Given that the primary outcome did not differ significantly between the treatment groups, the editorialists stated that “the lowest stimulation intensity that induces paraesthesia is sufficient to obtain an effect in the patients who respond. Increasing the electrical dose or intensity does not seem to bring better efficacy and might even induce discomfort (painful paraesthesia or shock-like sensations) that might substantially reduce the tolerance of this approach.”
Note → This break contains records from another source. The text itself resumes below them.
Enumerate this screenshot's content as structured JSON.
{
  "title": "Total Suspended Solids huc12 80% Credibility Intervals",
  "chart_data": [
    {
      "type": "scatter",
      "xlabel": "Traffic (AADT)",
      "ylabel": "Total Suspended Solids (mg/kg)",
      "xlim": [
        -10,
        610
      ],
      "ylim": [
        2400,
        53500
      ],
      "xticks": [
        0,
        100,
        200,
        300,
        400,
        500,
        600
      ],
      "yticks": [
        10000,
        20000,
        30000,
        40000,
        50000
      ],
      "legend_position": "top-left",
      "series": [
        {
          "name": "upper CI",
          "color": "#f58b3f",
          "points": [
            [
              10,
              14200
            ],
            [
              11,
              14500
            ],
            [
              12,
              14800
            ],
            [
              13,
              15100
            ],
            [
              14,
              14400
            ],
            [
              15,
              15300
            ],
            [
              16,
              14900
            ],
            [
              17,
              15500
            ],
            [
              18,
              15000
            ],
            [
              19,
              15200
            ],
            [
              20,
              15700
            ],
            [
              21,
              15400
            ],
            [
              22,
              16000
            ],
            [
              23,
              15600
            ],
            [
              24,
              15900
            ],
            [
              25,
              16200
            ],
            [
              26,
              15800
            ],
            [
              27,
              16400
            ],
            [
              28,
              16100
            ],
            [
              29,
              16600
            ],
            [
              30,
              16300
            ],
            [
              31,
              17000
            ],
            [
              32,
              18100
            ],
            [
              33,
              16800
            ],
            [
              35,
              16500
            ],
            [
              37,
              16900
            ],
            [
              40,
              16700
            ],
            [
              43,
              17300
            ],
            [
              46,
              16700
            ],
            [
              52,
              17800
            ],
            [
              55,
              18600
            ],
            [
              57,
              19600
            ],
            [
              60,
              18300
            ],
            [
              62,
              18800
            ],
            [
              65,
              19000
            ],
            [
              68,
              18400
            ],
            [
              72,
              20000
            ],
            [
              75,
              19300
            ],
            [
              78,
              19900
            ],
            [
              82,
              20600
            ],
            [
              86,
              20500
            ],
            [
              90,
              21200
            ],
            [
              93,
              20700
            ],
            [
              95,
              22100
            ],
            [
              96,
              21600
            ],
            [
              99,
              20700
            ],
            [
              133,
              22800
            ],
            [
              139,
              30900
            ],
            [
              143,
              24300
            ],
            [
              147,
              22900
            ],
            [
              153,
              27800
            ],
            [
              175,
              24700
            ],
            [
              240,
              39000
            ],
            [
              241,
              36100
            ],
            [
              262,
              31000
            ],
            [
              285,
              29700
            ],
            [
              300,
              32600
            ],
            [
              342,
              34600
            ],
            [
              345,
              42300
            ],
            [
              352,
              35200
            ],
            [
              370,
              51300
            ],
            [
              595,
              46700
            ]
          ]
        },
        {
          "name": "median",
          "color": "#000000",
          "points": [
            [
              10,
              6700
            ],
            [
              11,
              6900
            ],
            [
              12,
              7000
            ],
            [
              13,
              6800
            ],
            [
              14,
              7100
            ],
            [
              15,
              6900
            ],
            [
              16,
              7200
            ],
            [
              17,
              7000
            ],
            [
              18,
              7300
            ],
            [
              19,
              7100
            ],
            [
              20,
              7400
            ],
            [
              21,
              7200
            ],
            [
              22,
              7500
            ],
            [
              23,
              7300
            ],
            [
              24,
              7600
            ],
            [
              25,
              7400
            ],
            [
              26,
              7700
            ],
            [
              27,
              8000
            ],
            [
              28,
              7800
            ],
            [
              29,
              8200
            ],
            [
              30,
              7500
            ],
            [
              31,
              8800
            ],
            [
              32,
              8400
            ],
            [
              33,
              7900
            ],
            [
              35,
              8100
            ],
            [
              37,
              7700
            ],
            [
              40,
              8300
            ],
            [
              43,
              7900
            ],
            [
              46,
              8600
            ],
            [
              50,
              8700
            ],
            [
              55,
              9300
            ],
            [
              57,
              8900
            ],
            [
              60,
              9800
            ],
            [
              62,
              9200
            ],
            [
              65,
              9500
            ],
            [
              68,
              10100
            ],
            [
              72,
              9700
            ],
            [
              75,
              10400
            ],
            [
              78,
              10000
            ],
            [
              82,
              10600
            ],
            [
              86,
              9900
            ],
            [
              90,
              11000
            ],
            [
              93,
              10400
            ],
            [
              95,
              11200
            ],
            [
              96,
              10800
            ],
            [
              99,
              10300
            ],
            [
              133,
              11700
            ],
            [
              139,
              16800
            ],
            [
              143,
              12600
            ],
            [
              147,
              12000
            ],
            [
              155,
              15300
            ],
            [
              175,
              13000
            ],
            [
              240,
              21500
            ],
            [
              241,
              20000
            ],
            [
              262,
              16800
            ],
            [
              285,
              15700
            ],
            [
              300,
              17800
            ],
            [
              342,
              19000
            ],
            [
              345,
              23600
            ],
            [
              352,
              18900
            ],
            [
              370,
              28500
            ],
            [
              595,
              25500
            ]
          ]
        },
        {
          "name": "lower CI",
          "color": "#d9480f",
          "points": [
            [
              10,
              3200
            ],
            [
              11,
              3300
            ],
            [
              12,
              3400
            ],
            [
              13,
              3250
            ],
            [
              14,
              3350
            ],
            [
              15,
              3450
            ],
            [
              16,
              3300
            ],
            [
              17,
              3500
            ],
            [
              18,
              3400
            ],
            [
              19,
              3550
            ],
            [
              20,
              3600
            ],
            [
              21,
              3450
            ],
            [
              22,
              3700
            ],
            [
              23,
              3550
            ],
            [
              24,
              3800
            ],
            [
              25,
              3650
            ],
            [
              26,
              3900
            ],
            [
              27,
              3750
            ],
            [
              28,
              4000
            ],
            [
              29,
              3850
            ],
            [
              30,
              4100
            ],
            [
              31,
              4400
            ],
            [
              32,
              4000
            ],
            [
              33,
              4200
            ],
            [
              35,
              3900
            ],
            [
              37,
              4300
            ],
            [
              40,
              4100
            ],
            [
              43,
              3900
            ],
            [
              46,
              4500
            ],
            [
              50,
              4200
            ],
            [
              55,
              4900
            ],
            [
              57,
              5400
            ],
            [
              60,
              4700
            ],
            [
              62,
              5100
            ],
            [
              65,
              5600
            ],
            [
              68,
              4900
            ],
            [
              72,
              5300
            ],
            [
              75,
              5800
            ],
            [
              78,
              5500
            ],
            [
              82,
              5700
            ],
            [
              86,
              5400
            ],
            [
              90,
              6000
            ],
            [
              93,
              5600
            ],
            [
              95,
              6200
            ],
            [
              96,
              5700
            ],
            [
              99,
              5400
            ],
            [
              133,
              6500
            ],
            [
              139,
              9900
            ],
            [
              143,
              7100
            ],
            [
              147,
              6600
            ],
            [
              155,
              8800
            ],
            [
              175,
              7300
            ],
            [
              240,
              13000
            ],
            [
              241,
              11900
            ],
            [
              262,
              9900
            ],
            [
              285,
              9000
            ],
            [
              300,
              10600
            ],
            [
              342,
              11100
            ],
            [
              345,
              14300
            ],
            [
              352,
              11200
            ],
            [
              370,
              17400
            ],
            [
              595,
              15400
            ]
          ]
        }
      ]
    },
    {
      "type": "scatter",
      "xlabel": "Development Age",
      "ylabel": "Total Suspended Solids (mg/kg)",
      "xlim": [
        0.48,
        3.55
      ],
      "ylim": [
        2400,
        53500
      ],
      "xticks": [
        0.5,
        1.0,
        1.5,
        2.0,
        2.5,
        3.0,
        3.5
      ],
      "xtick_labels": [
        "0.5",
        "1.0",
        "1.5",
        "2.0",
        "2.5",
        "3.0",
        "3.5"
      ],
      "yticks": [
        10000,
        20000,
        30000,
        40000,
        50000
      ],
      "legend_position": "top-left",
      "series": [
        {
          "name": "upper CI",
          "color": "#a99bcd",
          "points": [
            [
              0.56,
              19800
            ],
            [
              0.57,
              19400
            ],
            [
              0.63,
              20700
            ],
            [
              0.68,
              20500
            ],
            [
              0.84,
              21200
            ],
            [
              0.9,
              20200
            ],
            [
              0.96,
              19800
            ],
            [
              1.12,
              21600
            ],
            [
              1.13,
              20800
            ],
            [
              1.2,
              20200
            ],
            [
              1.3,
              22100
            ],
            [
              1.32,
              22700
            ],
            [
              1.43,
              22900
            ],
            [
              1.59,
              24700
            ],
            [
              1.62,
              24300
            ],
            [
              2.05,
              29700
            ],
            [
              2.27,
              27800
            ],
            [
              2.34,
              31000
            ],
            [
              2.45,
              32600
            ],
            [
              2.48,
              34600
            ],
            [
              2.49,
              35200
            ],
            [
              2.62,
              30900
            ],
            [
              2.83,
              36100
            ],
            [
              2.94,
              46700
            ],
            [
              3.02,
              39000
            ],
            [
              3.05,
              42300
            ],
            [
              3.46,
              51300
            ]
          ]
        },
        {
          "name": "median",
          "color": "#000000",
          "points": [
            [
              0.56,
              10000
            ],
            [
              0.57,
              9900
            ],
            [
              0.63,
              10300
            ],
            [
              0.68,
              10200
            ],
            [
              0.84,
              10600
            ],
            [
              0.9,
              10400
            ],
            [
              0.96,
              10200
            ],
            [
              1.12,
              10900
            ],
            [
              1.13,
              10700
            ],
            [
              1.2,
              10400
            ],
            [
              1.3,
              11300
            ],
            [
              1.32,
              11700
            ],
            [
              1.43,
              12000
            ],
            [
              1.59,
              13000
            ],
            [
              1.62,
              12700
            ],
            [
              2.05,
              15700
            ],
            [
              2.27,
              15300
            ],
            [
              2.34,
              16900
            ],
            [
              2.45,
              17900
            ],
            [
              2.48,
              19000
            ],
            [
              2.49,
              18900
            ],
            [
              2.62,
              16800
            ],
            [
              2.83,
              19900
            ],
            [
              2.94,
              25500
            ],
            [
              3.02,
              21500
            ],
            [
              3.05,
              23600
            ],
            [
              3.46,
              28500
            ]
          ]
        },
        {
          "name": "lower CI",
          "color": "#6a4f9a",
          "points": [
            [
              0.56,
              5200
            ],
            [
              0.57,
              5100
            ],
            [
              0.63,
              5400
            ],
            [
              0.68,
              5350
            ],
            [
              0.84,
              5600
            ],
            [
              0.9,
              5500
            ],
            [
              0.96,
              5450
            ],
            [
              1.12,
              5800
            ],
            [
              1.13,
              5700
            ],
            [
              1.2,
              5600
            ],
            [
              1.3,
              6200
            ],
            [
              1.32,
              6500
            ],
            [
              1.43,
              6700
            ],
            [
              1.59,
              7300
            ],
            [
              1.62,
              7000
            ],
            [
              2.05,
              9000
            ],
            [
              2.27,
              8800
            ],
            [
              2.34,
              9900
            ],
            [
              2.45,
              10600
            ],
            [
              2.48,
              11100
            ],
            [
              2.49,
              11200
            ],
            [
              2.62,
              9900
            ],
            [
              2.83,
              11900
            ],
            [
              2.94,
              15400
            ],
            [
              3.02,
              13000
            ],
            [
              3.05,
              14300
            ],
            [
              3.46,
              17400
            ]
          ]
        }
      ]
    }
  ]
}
While the trial did not provide convincing evidence of high intensity ONS in medically intractable chronic cluster headache, the editorialists are otherwise optimistic about the findings: “… considering the significant difference between baseline and the end of the randomised stimulation phase in both groups (about half of the patients showed a 50% decrease in attack frequency), the findings of this study support the favourable results of previous real-world studies, and indicate that a substantial proportion of patients with intractable chronic cluster headache, although not all, could have their condition substantially improved by ONS.” Dr. Fontaine and Dr. Lanteri-Minet added that they hope that “these data will help health authorities to recognise the efficacy of ONS and consider its approval for use in patients with intractable chronic cluster headache.”

Priorities for future research in this area should “focus on optimising stimulation protocols and disentangling the underlying mechanism of action,” Dr. Wilbrink and colleagues wrote.

The study was funded by the Spinoza 2009 Lifetime Scientific Research Achievement Premium, the Netherlands Organisation for Scientific Research, the Dutch Ministry of Health (as part of a national provisional reimbursement program for promising new treatments), the NutsOhra Foundation from the Dutch Health Insurance Companies, and an unrestricted grant from Medtronic, all to Dr. Ferrari.